Darilaut – Kendati dikenal sebagai negara agraris, untuk memasok kebutuhan pangan di dalam negeri saja, Indonesia masih harus mengimpor beras.
Jika berbagai permasalahan di sektor pertanian dibiarkan, maka keadaan petani dan dunia pertanian, akan menjadi sebuah anomali dari sebuah bangsa yang mengidentikkan dirinya sebagai bangsa agraris.
“Kalau kita melupakan mereka, melupakan sebuah proses menjadi Desa Tani yang sejahtera. Berarti, kita sedang memposisikan anomali bangsa ini,” kata Alie Humaedi dari Badan Riset dan Inovasi Nasional (BRIN) dalam diskusi “Desa Tani: Anomali Sebuah Bangsa Agraris” Jumat (17/3).
Kondisi ini masih diperparah dengan banyaknya penduduk desa yang berurbanisasi, atau memilih pergi menjadi pekerja migran ketimbang menjadi petani di daerah asalnya.
“Ibarat lumbung penuh pangan dibiarkan tanpa kemauan dan itikat baik penduduknya,” kata Alie.
Menurut Alie, anomali perubahan sosial ini tidak terlepas dari kondisi kehidupan petani di pedesaan.
“Jangankan untuk sejahtera, untuk membiayai kebutuhan hidupnya saja harus menjual sawah tempat mata pencahariannya,” katanya.

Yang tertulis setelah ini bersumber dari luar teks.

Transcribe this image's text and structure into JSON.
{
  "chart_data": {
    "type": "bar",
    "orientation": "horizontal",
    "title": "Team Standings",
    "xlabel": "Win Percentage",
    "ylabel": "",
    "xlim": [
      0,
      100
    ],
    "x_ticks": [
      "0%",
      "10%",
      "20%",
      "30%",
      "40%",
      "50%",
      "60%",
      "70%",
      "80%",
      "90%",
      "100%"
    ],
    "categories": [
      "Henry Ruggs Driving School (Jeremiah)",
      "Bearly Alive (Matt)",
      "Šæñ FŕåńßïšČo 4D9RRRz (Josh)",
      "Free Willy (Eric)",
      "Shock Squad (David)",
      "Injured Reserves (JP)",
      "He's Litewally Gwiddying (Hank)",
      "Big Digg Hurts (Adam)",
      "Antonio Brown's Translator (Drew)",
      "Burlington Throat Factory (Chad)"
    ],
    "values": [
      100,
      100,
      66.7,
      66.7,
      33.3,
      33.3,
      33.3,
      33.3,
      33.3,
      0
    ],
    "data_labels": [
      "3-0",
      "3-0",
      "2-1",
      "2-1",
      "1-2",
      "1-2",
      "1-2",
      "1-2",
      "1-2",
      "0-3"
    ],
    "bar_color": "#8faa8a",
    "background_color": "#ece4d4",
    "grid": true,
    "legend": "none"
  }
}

Alie mengatakan terdapat tiga masalah yang dihadapi dalam pertanian. Pertama, masalah lahan yang semakin terbatas dengan banyaknya alih fungsi lahan pertanian. Alih fungsi lahan dan kebijakan pemanfaatan tanah, serta keterbatasan akses banyak dijumpai di daerah pertanian.